期刊名称:Proceedings of the National Academy of Sciences
印刷版ISSN:0027-8424
电子版ISSN:1091-6490
出版年度:2001
卷号:98
期号:25
页码:14649-14654
DOI:10.1073/pnas.251554498
语种:English
出版社:The National Academy of Sciences of the United States of America
摘要:Many G protein-coupled receptors (GPCRs) have recently been shown to dimerize, and it was suggested that dimerization may be a prerequisite for G protein coupling. {gamma}-aminobutyric acid type B (GABAB) receptors (GPCRs for GABA, a major inhibitory neurotransmitter in the brain) are obligate heterodimers of homologous GB1 and GB2 subunits, neither of which is functional on its own. This feature of GABAB receptors allowed us to examine which of the eight intracellular segments of the heterodimeric receptor were important for G protein activation. Replacing any of the three intracellular loops of GB2 with their GB1 counterparts resulted in nonfunctional receptors. The deletion of the complete GB2 C terminus significantly attenuated the receptor function; however, the proximal 36 residues were sufficient for reconstitution of wild type-like receptor activity.

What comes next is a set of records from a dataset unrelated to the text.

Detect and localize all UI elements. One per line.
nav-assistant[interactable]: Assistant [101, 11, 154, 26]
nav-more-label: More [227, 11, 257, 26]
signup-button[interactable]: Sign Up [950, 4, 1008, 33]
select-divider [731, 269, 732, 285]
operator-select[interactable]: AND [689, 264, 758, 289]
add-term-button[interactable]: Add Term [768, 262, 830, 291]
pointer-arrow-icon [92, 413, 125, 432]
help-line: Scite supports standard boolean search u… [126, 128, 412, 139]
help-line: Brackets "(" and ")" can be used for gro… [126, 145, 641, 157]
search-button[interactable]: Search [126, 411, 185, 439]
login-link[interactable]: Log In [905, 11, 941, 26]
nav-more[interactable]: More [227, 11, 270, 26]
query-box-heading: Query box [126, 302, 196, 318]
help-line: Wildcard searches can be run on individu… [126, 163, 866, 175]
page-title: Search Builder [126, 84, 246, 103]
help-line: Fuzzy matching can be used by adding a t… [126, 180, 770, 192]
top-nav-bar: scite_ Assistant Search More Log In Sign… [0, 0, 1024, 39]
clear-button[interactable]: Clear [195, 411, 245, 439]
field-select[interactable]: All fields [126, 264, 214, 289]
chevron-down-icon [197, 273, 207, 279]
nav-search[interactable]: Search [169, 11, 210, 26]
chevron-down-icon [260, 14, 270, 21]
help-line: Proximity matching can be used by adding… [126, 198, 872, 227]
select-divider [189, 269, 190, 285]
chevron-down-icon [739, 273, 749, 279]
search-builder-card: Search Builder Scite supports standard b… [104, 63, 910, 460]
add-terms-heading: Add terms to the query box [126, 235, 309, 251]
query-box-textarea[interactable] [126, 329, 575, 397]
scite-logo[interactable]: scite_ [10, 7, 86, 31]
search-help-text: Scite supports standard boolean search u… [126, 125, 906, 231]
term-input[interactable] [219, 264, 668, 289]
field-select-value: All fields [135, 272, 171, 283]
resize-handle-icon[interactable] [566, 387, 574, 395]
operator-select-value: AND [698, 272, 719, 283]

In contrast, the GB1 C terminus could be deleted and GB1 intracellular loops replaced with their GB2 or mGluR1 equivalents without affecting the receptor function. In addition, a large portion of the GB1 i2 loop could be replaced with a random coil peptide without any functional consequences. Thus, GB2 intracellular segments are solely responsible for specific coupling of GABAB receptors to their physiologic effectors, Gi and G protein-activated K+ channels. These findings strongly support a model in which a single GPCR monomer is sufficient for all of the specific G protein contacts.